Memorial Day is coming up soon and here’s a little history lesson for you, courtesy of Wikipedia…if you trust it: Formerly known as Decoration Day, Memorial Day originated after the American Civil War to commemorate the Union and Confederate soldiers who died in the Civil War.
So, here’s a recipe that has roots from the Civil War. For more detailed info, click on the Simply Recipes link below and you can read all about it. It’s actually pretty interesting!
Civil War Macaroni and Cheese
from Simply Recipes
4 c whole milk
1/2 lb elbow macaroni pasta (2 – 2.5 c)
4 T butter
2 c, packed, grated cheddar cheese (about 1/2 lb)
Freshly ground black pepper
1/4 to 1/3 c bread crumbs
What To Do
Heat the milk in a large saucepan until steamy. Stir in the dry macaroni pasta. Let come to a boil, reduce the heat to a simmer. Pay attention while the macaroni is cooking in the milk as the milk may foam up and boil over if the milk gets too hot. Cook the macaroni for 15 minutes or until done. The macaroni should absorb almost all of the milk.

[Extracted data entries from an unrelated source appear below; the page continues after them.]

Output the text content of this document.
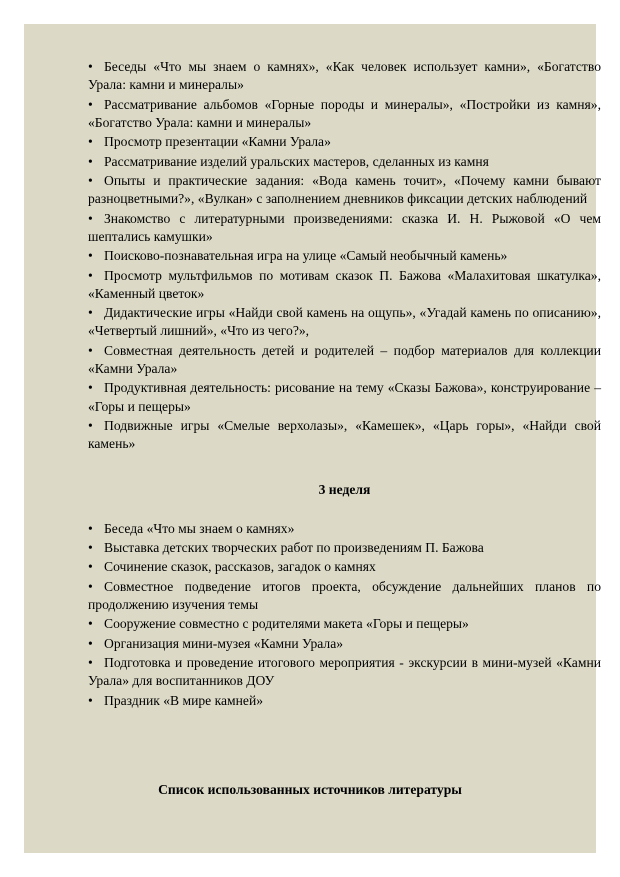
• Беседы «Что мы знаем о камнях», «Как человек использует камни», «Богатство Урала: камни и минералы»
• Рассматривание альбомов «Горные породы и минералы», «Постройки из камня», «Богатство Урала: камни и минералы»
• Просмотр презентации «Камни Урала»
• Рассматривание изделий уральских мастеров, сделанных из камня
• Опыты и практические задания: «Вода камень точит», «Почему камни бывают разноцветными?», «Вулкан» с заполнением дневников фиксации детских наблюдений
• Знакомство с литературными произведениями: сказка И. Н. Рыжовой «О чем шептались камушки»
• Поисково-познавательная игра на улице «Самый необычный камень»
• Просмотр мультфильмов по мотивам сказок П. Бажова «Малахитовая шкатулка», «Каменный цветок»
• Дидактические игры «Найди свой камень на ощупь», «Угадай камень по описанию», «Четвертый лишний», «Что из чего?»,
• Совместная деятельность детей и родителей – подбор материалов для коллекции «Камни Урала»
• Продуктивная деятельность: рисование на тему «Сказы Бажова», конструирование – «Горы и пещеры»
• Подвижные игры «Смелые верхолазы», «Камешек», «Царь горы», «Найди свой камень»
3 неделя
• Беседа «Что мы знаем о камнях»
• Выставка детских творческих работ по произведениям П. Бажова
• Сочинение сказок, рассказов, загадок о камнях
• Совместное подведение итогов проекта, обсуждение дальнейших планов по продолжению изучения темы
• Сооружение совместно с родителями макета «Горы и пещеры»
• Организация мини-музея «Камни Урала»
• Подготовка и проведение итогового мероприятия - экскурсии в мини-музей «Камни Урала» для воспитанников ДОУ
• Праздник «В мире камней»
Список использованных источников литературы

Preheat oven to 400°F. As soon as the macaroni is close to being done, melt the butter in a separate saucepan, stir in the grated cheese, black pepper to taste and a pinch of freshly grated nutmeg. Once the cheese has melted, pour the sauce into the macaroni and milk mixture and stir to combine. Taste and add salt if needed.
Place macaroni and cheese mixture into a baking dish. Sprinkle the top with breadcrumbs. Sprinkle lightly with cayenne (if using). Bake in a 400°F oven for 20 minutes or until the top is lightly browned.
I made this last night and as you can see in the photo, there aren’t any bread crumbs! I didn’t have any, so left them off. However, I’ve used them in the past and like the added crunch it gives to the dish. What I really like to do is use crushed garlic croutons!
Also, last night I tried something new and used 2% milk and a bag of finely shredded Colby/Monterey Jack cheese blend and it turned out just fine.
I do spray my baking dish lightly with a PAM-like product but I don’t know if it’s necessary.